On the other hand, if BAC cannot produce the original Note (or satisfy the requirements for a lost note under § 400.3-309), then assuming that the February 18 Assignment of the Deed of Trust is valid ( i.e., assuming MERS had authority as nominee beneficiary to make such an assignment of the Deed of Trust), the Note and Deed of Trust may have become split, in that Taylor Bean still holds the Note, but BAC holds the Deed of Trust. In that case, the Trustee might prevail in challenging the lien. However, the court in Landmark Nat'l Bank v. Kesler has suggested that MERS may not have had the authority to assignment of the Deed of Trust, either. If that is correct, then Taylor Bean may still hold both the Note and the Deed of Trust. And, as stated, there is no rule prohibiting a postpetition assignment of a claim to another party such as BAC.

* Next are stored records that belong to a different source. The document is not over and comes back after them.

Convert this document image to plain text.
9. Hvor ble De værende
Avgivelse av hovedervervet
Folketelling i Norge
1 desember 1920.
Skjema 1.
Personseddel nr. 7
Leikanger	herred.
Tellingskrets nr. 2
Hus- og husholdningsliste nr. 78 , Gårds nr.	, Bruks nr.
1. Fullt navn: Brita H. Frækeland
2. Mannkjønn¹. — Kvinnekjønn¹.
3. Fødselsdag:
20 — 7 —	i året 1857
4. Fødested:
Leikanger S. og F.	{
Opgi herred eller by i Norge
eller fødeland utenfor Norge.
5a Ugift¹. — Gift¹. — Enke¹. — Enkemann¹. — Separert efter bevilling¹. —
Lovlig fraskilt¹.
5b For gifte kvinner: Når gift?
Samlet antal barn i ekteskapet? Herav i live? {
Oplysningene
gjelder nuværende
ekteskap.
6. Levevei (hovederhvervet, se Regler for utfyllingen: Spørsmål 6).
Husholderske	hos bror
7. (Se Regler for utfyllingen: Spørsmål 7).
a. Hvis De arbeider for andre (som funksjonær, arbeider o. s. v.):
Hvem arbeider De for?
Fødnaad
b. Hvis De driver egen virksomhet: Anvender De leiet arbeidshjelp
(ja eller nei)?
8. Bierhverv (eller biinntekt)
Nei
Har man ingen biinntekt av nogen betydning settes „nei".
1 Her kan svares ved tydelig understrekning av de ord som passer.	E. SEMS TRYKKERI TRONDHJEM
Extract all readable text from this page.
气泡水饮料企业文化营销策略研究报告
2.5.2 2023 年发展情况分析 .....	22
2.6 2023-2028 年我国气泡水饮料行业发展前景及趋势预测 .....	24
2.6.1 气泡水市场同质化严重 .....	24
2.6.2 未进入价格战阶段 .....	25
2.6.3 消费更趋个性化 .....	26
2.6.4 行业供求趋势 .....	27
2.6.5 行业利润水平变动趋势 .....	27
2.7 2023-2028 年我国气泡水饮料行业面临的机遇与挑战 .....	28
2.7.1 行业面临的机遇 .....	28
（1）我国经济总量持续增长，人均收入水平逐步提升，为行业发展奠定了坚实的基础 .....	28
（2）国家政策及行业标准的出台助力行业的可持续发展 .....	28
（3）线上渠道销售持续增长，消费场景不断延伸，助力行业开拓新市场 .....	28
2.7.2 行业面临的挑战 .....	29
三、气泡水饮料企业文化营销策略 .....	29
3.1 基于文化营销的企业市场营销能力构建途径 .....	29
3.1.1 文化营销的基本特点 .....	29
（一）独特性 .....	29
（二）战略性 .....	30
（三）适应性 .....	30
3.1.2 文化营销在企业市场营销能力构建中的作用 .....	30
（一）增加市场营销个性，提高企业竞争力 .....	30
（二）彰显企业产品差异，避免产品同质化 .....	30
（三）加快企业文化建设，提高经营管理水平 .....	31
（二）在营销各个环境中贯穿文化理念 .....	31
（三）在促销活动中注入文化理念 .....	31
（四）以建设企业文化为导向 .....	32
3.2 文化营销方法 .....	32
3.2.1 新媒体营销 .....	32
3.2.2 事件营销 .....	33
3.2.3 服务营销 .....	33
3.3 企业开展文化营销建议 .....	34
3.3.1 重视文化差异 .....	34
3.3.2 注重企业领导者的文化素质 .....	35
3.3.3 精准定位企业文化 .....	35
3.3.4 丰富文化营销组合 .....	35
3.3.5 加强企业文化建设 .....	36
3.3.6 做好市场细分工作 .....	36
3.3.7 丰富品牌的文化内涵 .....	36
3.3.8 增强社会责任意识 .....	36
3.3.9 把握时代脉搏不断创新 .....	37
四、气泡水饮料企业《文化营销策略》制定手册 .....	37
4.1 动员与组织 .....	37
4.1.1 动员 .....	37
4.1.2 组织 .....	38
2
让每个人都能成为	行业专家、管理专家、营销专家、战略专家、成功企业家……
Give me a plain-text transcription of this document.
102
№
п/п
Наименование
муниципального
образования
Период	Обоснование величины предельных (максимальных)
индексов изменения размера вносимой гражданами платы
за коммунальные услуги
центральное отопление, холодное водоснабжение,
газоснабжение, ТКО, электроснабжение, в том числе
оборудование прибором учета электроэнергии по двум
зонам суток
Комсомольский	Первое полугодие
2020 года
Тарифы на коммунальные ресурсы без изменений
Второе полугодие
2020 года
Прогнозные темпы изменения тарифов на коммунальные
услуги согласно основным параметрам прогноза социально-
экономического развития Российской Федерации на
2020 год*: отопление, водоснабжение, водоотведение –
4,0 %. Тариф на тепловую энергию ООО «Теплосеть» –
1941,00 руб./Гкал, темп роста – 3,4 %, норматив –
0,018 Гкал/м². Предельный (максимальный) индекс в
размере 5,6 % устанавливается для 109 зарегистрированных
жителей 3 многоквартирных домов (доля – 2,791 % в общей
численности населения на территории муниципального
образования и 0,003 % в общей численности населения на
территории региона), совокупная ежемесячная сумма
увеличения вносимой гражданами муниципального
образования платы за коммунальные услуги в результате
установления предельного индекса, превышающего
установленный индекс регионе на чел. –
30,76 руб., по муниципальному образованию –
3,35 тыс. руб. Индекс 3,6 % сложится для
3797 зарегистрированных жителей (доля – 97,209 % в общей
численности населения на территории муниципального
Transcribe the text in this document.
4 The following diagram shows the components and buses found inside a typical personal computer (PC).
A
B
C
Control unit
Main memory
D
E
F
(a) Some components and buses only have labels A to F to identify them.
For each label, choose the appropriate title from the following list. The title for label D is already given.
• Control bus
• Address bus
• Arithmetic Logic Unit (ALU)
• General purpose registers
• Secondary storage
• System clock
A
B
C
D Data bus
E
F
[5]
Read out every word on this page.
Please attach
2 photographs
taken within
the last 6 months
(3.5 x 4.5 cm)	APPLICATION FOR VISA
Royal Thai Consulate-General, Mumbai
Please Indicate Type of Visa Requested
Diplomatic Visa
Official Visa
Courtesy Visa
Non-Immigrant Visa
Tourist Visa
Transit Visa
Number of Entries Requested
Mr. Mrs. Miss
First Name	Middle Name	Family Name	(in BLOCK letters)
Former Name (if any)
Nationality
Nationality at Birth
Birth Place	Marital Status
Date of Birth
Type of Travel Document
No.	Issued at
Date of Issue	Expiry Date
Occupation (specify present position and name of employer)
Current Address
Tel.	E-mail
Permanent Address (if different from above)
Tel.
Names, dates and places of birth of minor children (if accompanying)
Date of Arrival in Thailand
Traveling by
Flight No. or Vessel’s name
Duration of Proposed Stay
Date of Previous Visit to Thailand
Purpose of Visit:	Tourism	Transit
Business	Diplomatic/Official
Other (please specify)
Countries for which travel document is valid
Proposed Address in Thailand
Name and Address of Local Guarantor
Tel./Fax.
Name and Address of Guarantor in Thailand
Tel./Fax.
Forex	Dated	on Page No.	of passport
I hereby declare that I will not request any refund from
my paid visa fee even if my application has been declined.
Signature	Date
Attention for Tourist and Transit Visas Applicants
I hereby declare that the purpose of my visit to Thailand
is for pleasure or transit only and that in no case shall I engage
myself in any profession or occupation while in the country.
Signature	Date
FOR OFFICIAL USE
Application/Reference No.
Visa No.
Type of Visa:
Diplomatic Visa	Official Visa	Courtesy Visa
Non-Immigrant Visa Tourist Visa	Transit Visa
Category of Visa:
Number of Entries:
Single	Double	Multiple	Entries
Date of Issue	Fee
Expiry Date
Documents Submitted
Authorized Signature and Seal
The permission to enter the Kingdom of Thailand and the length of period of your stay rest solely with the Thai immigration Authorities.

This Order does not go further than necessary, and specifically does not decide whether the structure of MERS is fatally flawed under Missouri law because, e.g., it splits the note and deed of trust between different entities. I am well aware that there would be far-reaching consequences from such a determination on creditors holding what they believed were mortgage loans, and also on debtors, who may or may not be able to obtain new financing in order to purchase their homes from the estate at current value. Therefore, I would hope to decide those issues in a proceeding in which the promissory note is produced, and in which evidence is offered as to the relationship between MERS and lenders for whom it purports to act, as well as the powers granted to it by them. Such evidence might include, for example, an agency agreement if one exists.
All I find here is that BAC has not proven that it holds the Note. Thus, it has not established that it is a party in interest or that it has standing to seek relief from the stay.
ACCORDINGLY, the Motion for Relief from Stay filed by BAC Home Loans Servicing LP f/k/a Countrywide Home Loans Servicing is DENIED.